I'm going to start with a side by side comparison of three versions of Pilsner Urquell. On the left we have the new canned version, in the middle the regular kegged version and then on the fight is the unpasteurised, unfiltered wooden cask version. I found the new canned version to be quite lemony with a dry finish and quite lactic. A very different experience and I'm not sure I liked it. The kegged version on draught was crisp and clean with a great noble hop profile. The cask on the other hand was sweeter with a bigger hop nose in the foam. Not as crisp due to the lower carbonation. Personally, the cask version is my favourite but I was very keen on the kegged version. I have always been a Pilsner Urquell fan, except in bottles and I guess I am now not a fan of the cans either. That said, the cans were far superior to the bottle. I believe they are going to switch to brown bottles soon so that might be better.
Maisel's Chocolate Bock is a beautifully rich chocolate flavoured bock. It was woody and had a real chewy toffee body. There was even a hint of spice mixed in with the massive cocoa hit. A lovely beer and I personally found it easier going than most bocks.
The limited edition Progress from Black Sheep was a stunning 10% old English ale. It's basically a barley wine in my opinion. Thick molasses, figs and various other dark fruits. There was also a lot of vanilla and a nice grassy bitterness. Awesome beer!
13 Guns is salute to the American IPA from Thwaites and while it is an excellent IPA, it seems more subdued than the brash American versions. It just seems more reserved, more English. That's not to say anything about the hops because they are all American. The result is very tasty but never overbearing. It has everything you want in an IPA without being loud-mouthed about it.
Night Porter, I mentioned it already. This is the internal Guinness competition winning beer that is only available in the Guinness storehouse. If there is one reason to go to the Guinness storehouse, this might just be reason enough. It's an outstanding beer that can stand beside any craft beer and be confident that it's in the right company. In a way, it is craft beer. It was brewed on their 100 litre pilot system. It's the kind of beer that would earn Guinness some of the respect it lost with beer aficionados after stunts like covering rival taps on Arthur's day and just Arthur's day full stop.
Now to me on the Irish scene was the first beer from Black Donkey. In fact, this might have been its first public appearance. The beer is called Sheep Stealer. I know one or two bloggers might not have questioned the branding but I like it. It's an incredibly tart saison that just resonated with me as one of the best summer thirst quenchers I've had in a while. I'm not sure when it goes on sale yet but hopefully it will be pouring at the ICBCF in September.
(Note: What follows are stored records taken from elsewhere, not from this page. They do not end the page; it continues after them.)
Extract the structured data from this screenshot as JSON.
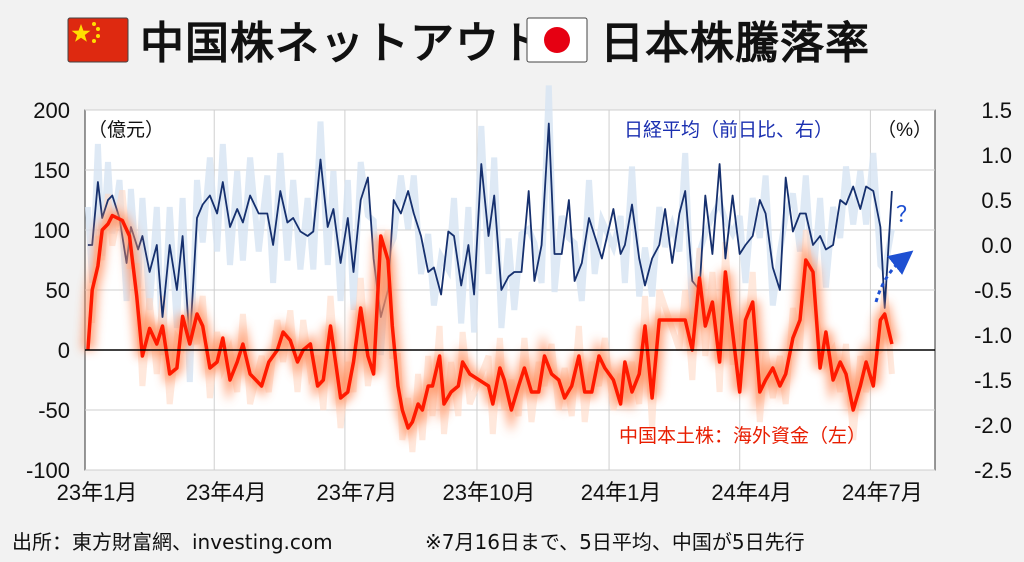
{
  "header": {
    "title_left": "中国株ネットアウト/",
    "title_right": "日本株騰落率",
    "flag_left": "china-flag-icon",
    "flag_right": "japan-flag-icon"
  },
  "footer": {
    "source": "出所：東方財富網、investing.com",
    "note": "※7月16日まで、5日平均、中国が5日先行"
  },
  "colors": {
    "china": "#ff1a00",
    "china_glow": "#ff9060",
    "japan": "#16306e",
    "japan_light": "#d6e3f3",
    "arrow": "#1e50d2"
  },
  "chart_data": {
    "type": "line",
    "left_axis": {
      "unit_label": "（億元）",
      "ticks": [
        200,
        150,
        100,
        50,
        0,
        -50,
        -100
      ],
      "ylim": [
        -100,
        200
      ]
    },
    "right_axis": {
      "unit_label": "（%）",
      "ticks": [
        1.5,
        1.0,
        0.5,
        0.0,
        -0.5,
        -1.0,
        -1.5,
        -2.0,
        -2.5
      ],
      "ylim": [
        -2.5,
        1.5
      ]
    },
    "x_tick_labels": [
      "23年1月",
      "23年4月",
      "23年7月",
      "23年10月",
      "24年1月",
      "24年4月",
      "24年7月"
    ],
    "grid": true,
    "annotation": "？",
    "series": [
      {
        "name": "中国本土株：海外資金（左）",
        "axis": "left",
        "x": [
          "2023-01-03",
          "2023-01-06",
          "2023-01-10",
          "2023-01-13",
          "2023-01-17",
          "2023-01-20",
          "2023-01-27",
          "2023-02-01",
          "2023-02-06",
          "2023-02-10",
          "2023-02-15",
          "2023-02-20",
          "2023-02-24",
          "2023-03-01",
          "2023-03-06",
          "2023-03-10",
          "2023-03-15",
          "2023-03-20",
          "2023-03-24",
          "2023-03-29",
          "2023-04-03",
          "2023-04-07",
          "2023-04-12",
          "2023-04-17",
          "2023-04-21",
          "2023-04-26",
          "2023-05-04",
          "2023-05-09",
          "2023-05-15",
          "2023-05-19",
          "2023-05-24",
          "2023-05-29",
          "2023-06-02",
          "2023-06-07",
          "2023-06-12",
          "2023-06-16",
          "2023-06-21",
          "2023-06-28",
          "2023-07-03",
          "2023-07-07",
          "2023-07-12",
          "2023-07-17",
          "2023-07-21",
          "2023-07-26",
          "2023-07-31",
          "2023-08-03",
          "2023-08-07",
          "2023-08-10",
          "2023-08-14",
          "2023-08-17",
          "2023-08-21",
          "2023-08-24",
          "2023-08-28",
          "2023-08-31",
          "2023-09-05",
          "2023-09-08",
          "2023-09-13",
          "2023-09-18",
          "2023-09-21",
          "2023-09-26",
          "2023-10-09",
          "2023-10-12",
          "2023-10-17",
          "2023-10-20",
          "2023-10-25",
          "2023-10-30",
          "2023-11-03",
          "2023-11-08",
          "2023-11-13",
          "2023-11-17",
          "2023-11-22",
          "2023-11-27",
          "2023-12-01",
          "2023-12-06",
          "2023-12-11",
          "2023-12-15",
          "2023-12-20",
          "2023-12-25",
          "2023-12-29",
          "2024-01-04",
          "2024-01-09",
          "2024-01-12",
          "2024-01-17",
          "2024-01-22",
          "2024-01-26",
          "2024-01-31",
          "2024-02-05",
          "2024-02-19",
          "2024-02-23",
          "2024-02-28",
          "2024-03-04",
          "2024-03-08",
          "2024-03-13",
          "2024-03-18",
          "2024-03-22",
          "2024-03-27",
          "2024-04-01",
          "2024-04-05",
          "2024-04-10",
          "2024-04-15",
          "2024-04-19",
          "2024-04-24",
          "2024-04-29",
          "2024-05-03",
          "2024-05-08",
          "2024-05-13",
          "2024-05-17",
          "2024-05-22",
          "2024-05-27",
          "2024-05-31",
          "2024-06-05",
          "2024-06-10",
          "2024-06-14",
          "2024-06-19",
          "2024-06-24",
          "2024-06-28",
          "2024-07-03",
          "2024-07-08",
          "2024-07-11",
          "2024-07-16"
        ],
        "values": [
          0,
          50,
          70,
          100,
          105,
          112,
          108,
          95,
          45,
          -5,
          18,
          5,
          20,
          -20,
          -15,
          28,
          5,
          30,
          20,
          -15,
          -10,
          10,
          -25,
          -10,
          5,
          -20,
          -30,
          -10,
          0,
          15,
          8,
          -10,
          0,
          5,
          -30,
          -25,
          20,
          -40,
          -35,
          -10,
          35,
          -5,
          -20,
          95,
          75,
          20,
          -30,
          -50,
          -65,
          -60,
          -45,
          -50,
          -30,
          -30,
          -5,
          -45,
          -35,
          -30,
          -10,
          -20,
          -30,
          -45,
          -15,
          -25,
          -50,
          -30,
          -15,
          -35,
          -35,
          -5,
          -20,
          -25,
          -40,
          -30,
          -5,
          -35,
          -35,
          -5,
          -15,
          -25,
          -45,
          -10,
          -35,
          -20,
          20,
          -40,
          25,
          25,
          25,
          0,
          60,
          20,
          40,
          -10,
          65,
          15,
          -35,
          25,
          40,
          -35,
          -25,
          -15,
          -30,
          -20,
          10,
          25,
          75,
          65,
          -15,
          15,
          -25,
          -10,
          -20,
          -50,
          -30,
          -10,
          -30,
          25,
          30,
          5
        ]
      },
      {
        "name": "日経平均（前日比、右）",
        "axis": "right",
        "x": [
          "2023-01-03",
          "2023-01-06",
          "2023-01-10",
          "2023-01-13",
          "2023-01-17",
          "2023-01-20",
          "2023-01-25",
          "2023-01-30",
          "2023-02-02",
          "2023-02-07",
          "2023-02-10",
          "2023-02-15",
          "2023-02-20",
          "2023-02-24",
          "2023-03-01",
          "2023-03-06",
          "2023-03-10",
          "2023-03-15",
          "2023-03-20",
          "2023-03-24",
          "2023-03-29",
          "2023-04-03",
          "2023-04-07",
          "2023-04-12",
          "2023-04-17",
          "2023-04-21",
          "2023-04-26",
          "2023-05-02",
          "2023-05-08",
          "2023-05-12",
          "2023-05-17",
          "2023-05-22",
          "2023-05-26",
          "2023-05-31",
          "2023-06-05",
          "2023-06-09",
          "2023-06-14",
          "2023-06-19",
          "2023-06-23",
          "2023-06-28",
          "2023-07-03",
          "2023-07-07",
          "2023-07-12",
          "2023-07-17",
          "2023-07-21",
          "2023-07-26",
          "2023-07-31",
          "2023-08-04",
          "2023-08-09",
          "2023-08-14",
          "2023-08-18",
          "2023-08-23",
          "2023-08-28",
          "2023-09-01",
          "2023-09-06",
          "2023-09-11",
          "2023-09-15",
          "2023-09-20",
          "2023-09-25",
          "2023-09-29",
          "2023-10-04",
          "2023-10-09",
          "2023-10-13",
          "2023-10-18",
          "2023-10-23",
          "2023-10-27",
          "2023-11-01",
          "2023-11-06",
          "2023-11-10",
          "2023-11-15",
          "2023-11-20",
          "2023-11-24",
          "2023-11-29",
          "2023-12-04",
          "2023-12-08",
          "2023-12-13",
          "2023-12-18",
          "2023-12-22",
          "2023-12-27",
          "2024-01-04",
          "2024-01-09",
          "2024-01-12",
          "2024-01-17",
          "2024-01-22",
          "2024-01-26",
          "2024-01-31",
          "2024-02-05",
          "2024-02-09",
          "2024-02-14",
          "2024-02-19",
          "2024-02-23",
          "2024-02-28",
          "2024-03-04",
          "2024-03-08",
          "2024-03-13",
          "2024-03-18",
          "2024-03-22",
          "2024-03-27",
          "2024-04-01",
          "2024-04-05",
          "2024-04-10",
          "2024-04-15",
          "2024-04-19",
          "2024-04-24",
          "2024-04-29",
          "2024-05-03",
          "2024-05-08",
          "2024-05-13",
          "2024-05-17",
          "2024-05-22",
          "2024-05-27",
          "2024-05-31",
          "2024-06-05",
          "2024-06-10",
          "2024-06-14",
          "2024-06-19",
          "2024-06-24",
          "2024-06-28",
          "2024-07-03",
          "2024-07-08",
          "2024-07-11",
          "2024-07-16"
        ],
        "values": [
          0.0,
          0.0,
          0.7,
          0.3,
          0.5,
          0.55,
          0.3,
          -0.2,
          0.2,
          -0.05,
          0.1,
          -0.3,
          0.0,
          -0.8,
          0.0,
          -0.5,
          0.1,
          -1.1,
          0.3,
          0.45,
          0.55,
          0.35,
          0.7,
          0.2,
          0.4,
          0.25,
          0.55,
          0.35,
          0.35,
          0.0,
          0.6,
          0.25,
          0.3,
          0.15,
          0.1,
          0.15,
          0.95,
          0.2,
          0.4,
          -0.2,
          0.3,
          -0.3,
          0.5,
          0.75,
          -0.15,
          -0.8,
          -0.5,
          0.5,
          0.35,
          0.6,
          0.35,
          0.1,
          -0.3,
          -0.25,
          -0.55,
          0.15,
          0.1,
          -0.45,
          0.0,
          -0.55,
          0.9,
          0.1,
          0.55,
          -0.5,
          -0.35,
          -0.3,
          -0.3,
          0.6,
          -0.4,
          0.0,
          1.35,
          -0.1,
          -0.1,
          0.5,
          -0.4,
          -0.2,
          0.3,
          0.1,
          -0.15,
          0.4,
          -0.1,
          0.0,
          0.45,
          -0.15,
          -0.45,
          -0.15,
          0.0,
          0.4,
          -0.2,
          0.35,
          0.6,
          -0.4,
          -0.5,
          0.55,
          -0.1,
          0.9,
          -0.15,
          0.55,
          -0.1,
          0.0,
          0.1,
          0.5,
          0.35,
          -0.25,
          -0.5,
          0.75,
          0.15,
          0.35,
          0.35,
          0.0,
          0.1,
          -0.05,
          0.0,
          0.5,
          0.45,
          0.65,
          0.4,
          0.65,
          0.6,
          0.2,
          -0.7,
          0.6
        ]
      }
    ]
  }
}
One of the unexpected highlights at EBBC14 was finding Stuart Howe personally manage the Sharp's stand. Stuart knows what bloggers want (he's one himself) so he prominently placed the specials in front of the regulars like Doom Bar and encouraged us to try them. I doubt anyone in the room hadn't had Doom Bar before so I think that ended up being pushed aside to make room. Single Brew reserve 2013, pictured above is phenomenal in its simplicity. There's a single hop at play here called Premiant. Think Saaz on steroids and you have an idea what to expect. The beer is dry hopped for two months using said hops and the result is a very complex but also sessionable (4.5%) blonde ale. Lots of grass, citrus (lemon and grapefruit), tropical fruits and a fair bit of caramel too.
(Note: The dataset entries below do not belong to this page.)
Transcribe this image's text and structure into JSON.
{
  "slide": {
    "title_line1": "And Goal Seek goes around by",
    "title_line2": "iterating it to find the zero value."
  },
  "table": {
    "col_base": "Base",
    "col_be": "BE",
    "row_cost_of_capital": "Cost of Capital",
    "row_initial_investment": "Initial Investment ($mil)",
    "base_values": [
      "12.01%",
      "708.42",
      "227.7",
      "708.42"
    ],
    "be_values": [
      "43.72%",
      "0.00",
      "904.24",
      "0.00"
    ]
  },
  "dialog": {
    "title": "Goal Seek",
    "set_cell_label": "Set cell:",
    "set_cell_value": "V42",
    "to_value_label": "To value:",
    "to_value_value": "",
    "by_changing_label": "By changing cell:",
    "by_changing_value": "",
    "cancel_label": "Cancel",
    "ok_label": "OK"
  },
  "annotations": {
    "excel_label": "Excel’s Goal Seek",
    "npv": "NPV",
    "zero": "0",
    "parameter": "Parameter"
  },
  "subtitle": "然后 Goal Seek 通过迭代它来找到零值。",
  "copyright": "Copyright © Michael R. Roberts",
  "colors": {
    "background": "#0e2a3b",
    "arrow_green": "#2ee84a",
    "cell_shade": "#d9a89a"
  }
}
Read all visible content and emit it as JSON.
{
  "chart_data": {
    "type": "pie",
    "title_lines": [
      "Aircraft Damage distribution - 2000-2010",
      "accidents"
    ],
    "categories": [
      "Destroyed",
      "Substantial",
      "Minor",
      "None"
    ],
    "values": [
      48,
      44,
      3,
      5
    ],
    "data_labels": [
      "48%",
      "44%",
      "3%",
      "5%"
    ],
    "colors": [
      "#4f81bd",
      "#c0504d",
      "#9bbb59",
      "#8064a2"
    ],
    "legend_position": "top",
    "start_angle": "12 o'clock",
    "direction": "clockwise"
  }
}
I was intrigued by the Honey Spice IPA as I was curious to see if it's the kind of beer my wife would enjoy. Ever the fan of Fullers Honey Dew, I suspected she might be. This is a 6.5% American style IPA that employs local Cornish honey and black peppercorns to add a little honey and spice to the overall beer. Notes of lychee, grapefruit and lemon with a big malt body. Hints of honey, not overpowering and then the pepper cuts through the heavy malt. The result, a beautiful and interesting beer and one I intend to try again if it appears over here.
Of the three Sharp's, the 6 vintage blend was the biggest and most complex. They basically take 5 aged beers and blend with a standard base beer to create this wonderful beer. When I say blend, I don't mean they take the same style aged for various lengths of time. Everything from IPA to Belgian dubbel is included. It's a stunningly complex beer and I'm just sad I didn't nab a bottle for consumption in my own time.
And lastly, a fairly new beer to the Irish market. Four provinces is a new Dublin based brewery which is great because Dublin has been left behind in the brewery stakes due to the higher cost of premises in Dublin. The Hurler is an American hopped copper ale. I like what they are doing here, they avoided the Irish red pitfall and made a compromise. A "copper" coloured ale packed full of hops. The result is an extremely bitter beer but with an ever present malt backbone to balance it out. It's a fantastic beer and I look forward to having it again.